Дверь спальни заперта.
– Открой! – гневно крикнул он.
– Ни за что! – послышался ответ Евдокии Николаевны.
– Открой, говорю! Хуже будет! Эй, не дразни меня!
– Хуже того, что есть, не может быть, изверг, палач.
Ехменьев начал ломиться в дверь, стараясь сорвать ее с петель. Но крепка дубовая дверь, не поддается.
– Ты, может быть, с любовником своим там милуешься? А? Которого целовала.
– Может быть…
– Убью!..
И опять бешеные удары в дверь.
– Знаю я тебя, тихоню. Богу молишься? За всех – великая заступница? А, чтоб тебя!
Выпитое в огромном количестве вино дало о себе знать: Ехменьев пошатнулся и грянулся тут же у дверей. Верный ловчий потащил его за ноги, как тушу.

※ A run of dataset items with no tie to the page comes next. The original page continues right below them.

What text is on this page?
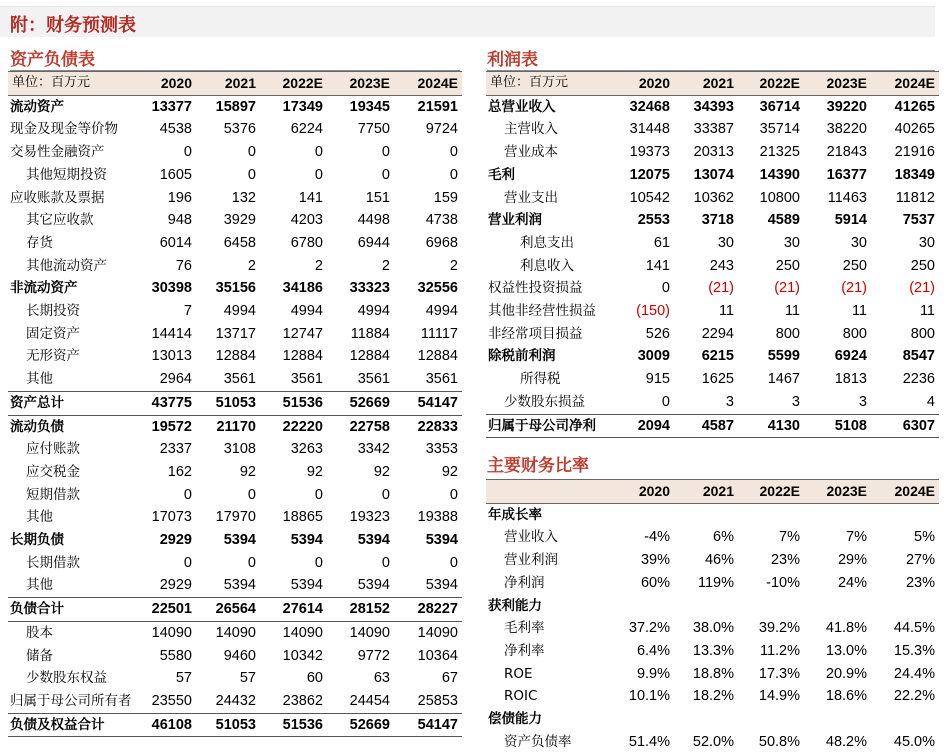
附：财务预测表
资产负债表
单位：百万元	2020	2021	2022E	2023E	2024E
流动资产	13377	15897	17349	19345	21591
现金及现金等价物	4538	5376	6224	7750	9724
交易性金融资产	0	0	0	0	0
其他短期投资	1605	0	0	0	0
应收账款及票据	196	132	141	151	159
其它应收款	948	3929	4203	4498	4738
存货	6014	6458	6780	6944	6968
其他流动资产	76	2	2	2	2
非流动资产	30398	35156	34186	33323	32556
长期投资	7	4994	4994	4994	4994
固定资产	14414	13717	12747	11884	11117
无形资产	13013	12884	12884	12884	12884
其他	2964	3561	3561	3561	3561
资产总计	43775	51053	51536	52669	54147
流动负债	19572	21170	22220	22758	22833
应付账款	2337	3108	3263	3342	3353
应交税金	162	92	92	92	92
短期借款	0	0	0	0	0
其他	17073	17970	18865	19323	19388
长期负债	2929	5394	5394	5394	5394
长期借款	0	0	0	0	0
其他	2929	5394	5394	5394	5394
负债合计	22501	26564	27614	28152	28227
股本	14090	14090	14090	14090	14090
储备	5580	9460	10342	9772	10364
少数股东权益	57	57	60	63	67
归属于母公司所有者	23550	24432	23862	24454	25853
负债及权益合计	46108	51053	51536	52669	54147
利润表
单位：百万元	2020	2021	2022E	2023E	2024E
总营业收入	32468	34393	36714	39220	41265
主营收入	31448	33387	35714	38220	40265
营业成本	19373	20313	21325	21843	21916
毛利	12075	13074	14390	16377	18349
营业支出	10542	10362	10800	11463	11812
营业利润	2553	3718	4589	5914	7537
利息支出	61	30	30	30	30
利息收入	141	243	250	250	250
权益性投资损益	0	(21)	(21)	(21)	(21)
其他非经营性损益	(150)	11	11	11	11
非经常项目损益	526	2294	800	800	800
除税前利润	3009	6215	5599	6924	8547
所得税	915	1625	1467	1813	2236
少数股东损益	0	3	3	3	4
归属于母公司净利	2094	4587	4130	5108	6307
主要财务比率
	2020	2021	2022E	2023E	2024E
年成长率					
营业收入	-4%	6%	7%	7%	5%
营业利润	39%	46%	23%	29%	27%
净利润	60%	119%	-10%	24%	23%
获利能力					
毛利率	37.2%	38.0%	39.2%	41.8%	44.5%
净利率	6.4%	13.3%	11.2%	13.0%	15.3%
ROE	9.9%	18.8%	17.3%	20.9%	24.4%
ROIC	10.1%	18.2%	14.9%	18.6%	22.2%
偿债能力					
资产负债率	51.4%	52.0%	50.8%	48.2%	45.0%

А Евдокия Николаевна действительно молилась. Стоя на коленях перед образами, озаряемыми кротким сиянием лампад, вся в слезах, она шептала жаркие слова молитвы:
– Господи! Ты видишь мучения людей, поругаемых этим зверем… Ты всемогущ. Яви же свою великую милость, укроти его, спаси неповинных от лютости его… Страшно мне руки накладывать на себя, ибо грех это большой. Но если ты, Господи, не желаешь этого, прибери лучше меня!
И долго-долго молится горемычная жена лютого помещика. Скоро ли явится благодарный сон? Скоро ли он успокоит страдалицу?
В то время, как происходило все это в барском доме, в крохотном «хуторке» крестьянина-доносчика робко мигал огонек.
За столом рядом с «доносчиком» Бесчастным сидел высокий старик-крестьянин. Большая седая борода, загорелое лицо.
– Да неужто это вы взаправду, ваше превосходительство? – в глубоком удивлении восклицал Бесчастный.
– Как видишь, любезный Егор Тимофеич.
– Как же это так? Ведь личина-то другая?